I opened my presentation at KellyOCG’s #TSS event in Dublin with a comment that seemed to hit home with the 60 or so HR folk in the room. My comment centered around being a smoker. I’ve smoked on and off since I was young. It is not something I’m massively proud of, and I’m constantly trying to give up. The point of talking about this is not a bearing of the soul about being a smoker, or another public declaration of giving up. I tried that for Stoptober, lasted about 3 days. I will try again.(Read here to know how ghost mv1 vaporizer allows its users to gain complete access by just using their phone).
My point is that in all the jobs I ever had, it was never an issue to have a smoke break. I was often joined by non-smokers because the smokers room was the one place people from different departments actually talked, and was the place where you went when you really wanted to know what was going on. Not many people smoke anymore, which is why some companies have tried to replace the smoke room with refreshment areas where people can hang out, talk, eat and have an accidental engagement. The same accidental engagement that used to go on in the smoking area. The place to find out what is really going on.
The opening to the presentation was not about the engagement, but that smoke breaks were seen as acceptable and reasonable in most companies, provided they are not abused. Contrast this with the attitude of “Facebook breaks” or social media breaks. Times in the day when employees can just check in, catch up, respond to personal messages, things like that. Mostly this is frowned upon as unproductive time wasting, nothing to do with work. A distraction, and those social media people can’t be trusted to do their work. I remember the same reaction when we first got e-mail and first got the internet. There needed to be rules and policies because people couldn’t be trusted, at least that was the message. All along though, I’ve always been allowed cigarette breaks provided I got the work done and didn’t abuse them. I was trusted to be sensible. I only ever smoked in down time, or as a “reward” when I finished a job or met a deadline. When I was busy with things to do, I didn’t smoke.
I’ve asked lots of HR professionals recently if they still allow smoke breaks in the day. The answer is always the same, with the exception of production environments the answer has always been yes, within reason. When I’ve asked about Facebook break question, the answer has been the opposite. Only a handful have said yes. Most just don’t allow personal social media time, and some even use tools to monitor it. Is Facebook really more of a time suck than smoking?
My thought is that if you are going to recruit socially then you are going to recruit social people. A grown up attitude and approach to personal social time shows trust. It might make a difference to the people you attract. It never ceases to amaze me how many companies only allow Facebook in recruiting, hiring from the channel then banning it on arrival. A bit hypocritical? Lets just trust everyone to be a grown up with open Facebook breaks and access, because when you trust people they rarely disappoint. Why is smoking acceptable but social isn’t?
Bill
It’s an interesting question you pose Bill.
A lot of acceptance of smoking had crept into even the human DNA going back as far as 5000BC. And the brakes on smoking has been slow to grip and effect change. Even the first anti-smoking campaign in 1920 was launched at about the time the link was found between smoking and lung cancer. It is therefore mindset and time.

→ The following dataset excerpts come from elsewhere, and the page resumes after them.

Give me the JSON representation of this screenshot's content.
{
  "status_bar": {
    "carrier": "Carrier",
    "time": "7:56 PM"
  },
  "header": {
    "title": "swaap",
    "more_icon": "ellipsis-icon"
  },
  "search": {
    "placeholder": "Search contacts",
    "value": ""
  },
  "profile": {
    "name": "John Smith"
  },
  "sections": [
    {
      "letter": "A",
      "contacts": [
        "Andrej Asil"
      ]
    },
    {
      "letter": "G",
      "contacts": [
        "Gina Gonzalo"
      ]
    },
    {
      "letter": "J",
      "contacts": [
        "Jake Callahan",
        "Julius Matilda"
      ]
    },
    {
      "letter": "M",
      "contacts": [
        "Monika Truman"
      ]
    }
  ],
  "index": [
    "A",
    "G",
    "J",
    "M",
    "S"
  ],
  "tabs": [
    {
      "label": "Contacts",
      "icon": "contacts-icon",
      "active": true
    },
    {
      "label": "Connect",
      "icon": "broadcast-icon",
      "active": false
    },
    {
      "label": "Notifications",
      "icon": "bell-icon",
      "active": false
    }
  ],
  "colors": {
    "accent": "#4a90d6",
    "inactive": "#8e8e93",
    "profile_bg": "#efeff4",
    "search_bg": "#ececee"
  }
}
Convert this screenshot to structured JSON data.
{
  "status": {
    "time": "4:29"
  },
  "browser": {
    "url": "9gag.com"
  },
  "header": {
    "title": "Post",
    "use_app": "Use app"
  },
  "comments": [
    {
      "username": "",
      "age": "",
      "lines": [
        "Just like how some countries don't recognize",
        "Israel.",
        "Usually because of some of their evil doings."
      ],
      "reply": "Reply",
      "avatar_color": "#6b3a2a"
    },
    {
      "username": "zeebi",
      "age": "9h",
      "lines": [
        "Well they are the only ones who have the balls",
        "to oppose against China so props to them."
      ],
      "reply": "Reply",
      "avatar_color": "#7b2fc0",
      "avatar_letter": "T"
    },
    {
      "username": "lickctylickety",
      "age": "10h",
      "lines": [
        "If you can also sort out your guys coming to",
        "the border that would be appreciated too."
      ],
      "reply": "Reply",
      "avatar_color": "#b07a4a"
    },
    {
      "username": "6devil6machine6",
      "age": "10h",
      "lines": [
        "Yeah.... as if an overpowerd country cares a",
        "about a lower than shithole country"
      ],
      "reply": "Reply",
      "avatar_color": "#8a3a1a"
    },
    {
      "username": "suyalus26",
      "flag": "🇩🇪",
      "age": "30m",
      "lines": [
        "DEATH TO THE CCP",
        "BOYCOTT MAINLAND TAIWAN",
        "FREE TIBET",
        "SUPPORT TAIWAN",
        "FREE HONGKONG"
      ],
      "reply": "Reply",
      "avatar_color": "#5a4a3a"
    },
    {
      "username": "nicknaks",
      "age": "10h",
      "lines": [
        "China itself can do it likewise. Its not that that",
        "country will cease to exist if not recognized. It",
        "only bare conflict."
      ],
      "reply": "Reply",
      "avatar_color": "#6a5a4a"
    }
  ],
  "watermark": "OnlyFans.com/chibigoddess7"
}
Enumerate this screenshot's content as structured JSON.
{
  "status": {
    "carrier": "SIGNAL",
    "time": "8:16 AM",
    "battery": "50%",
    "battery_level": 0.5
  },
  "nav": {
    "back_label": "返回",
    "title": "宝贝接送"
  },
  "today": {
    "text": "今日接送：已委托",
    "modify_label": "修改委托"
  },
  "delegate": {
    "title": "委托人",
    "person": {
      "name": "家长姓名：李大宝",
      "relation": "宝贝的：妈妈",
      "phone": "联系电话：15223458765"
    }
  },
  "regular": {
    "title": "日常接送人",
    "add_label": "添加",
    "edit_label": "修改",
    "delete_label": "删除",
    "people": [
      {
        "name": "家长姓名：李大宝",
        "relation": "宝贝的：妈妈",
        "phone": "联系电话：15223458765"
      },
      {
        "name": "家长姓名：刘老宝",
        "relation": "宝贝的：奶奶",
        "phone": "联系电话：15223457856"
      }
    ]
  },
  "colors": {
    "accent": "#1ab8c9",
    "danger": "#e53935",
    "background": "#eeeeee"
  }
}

In a time now when smoking declines fast this is due to is re programming of DNA and the mindset and an evolving a shift to smoking as being ‘anti-social’ that has taken many years. Strange as it’s really a no brainer isn’t it? [kills and costs a fortune etc.] and like today’s acceptance of social and Facebook or whatever is slow to change [mindset]. But of social itself in the workplace, why is that seen as the anti-social demon yet companies on the other hand want to create a space for engagement of staff yet control and suffocate it digitally instead of encouraging their new brand ambassadors? The best ideas, innovation and growth did come from that incidental hangout, even the smoky pub and not the boardroom – after all, even the most ardent social antagonist s may agree to that.
That control of digital hangout must emanate therefore in the mindset of current leaders, maybe the ‘has been’ successful ones, or even still successful today, but of the future they are in the kaput Kodak, smoker and dodo wheel tappers and shunters club then!
Btw.. you will not stop smoking Bill until your mindset shifts first and allow the tree of addiction & acceptance to be cut down as mere ash without even a second thought. But burning on just ‘will-power’ or reluctance alone has no future to last! Guessing you have smoked 30 years so are entrenched from an era of acceptability and the habitual comfort apart from addiction. Recommend you try the virtual e-cigarette as a big step to mindset change.
Thanks Stephen, Im trying!
I agree change takes time, but technology is driving change, from taking decades to months. trust takes a bit longer.
Bill
That is wild to think about, Bill. I always thought smokers were the scorned step-children of any company. Obviously at The Starr Conspiracy it’s not an issue, but everywhere else has hated smoking AND social media equally.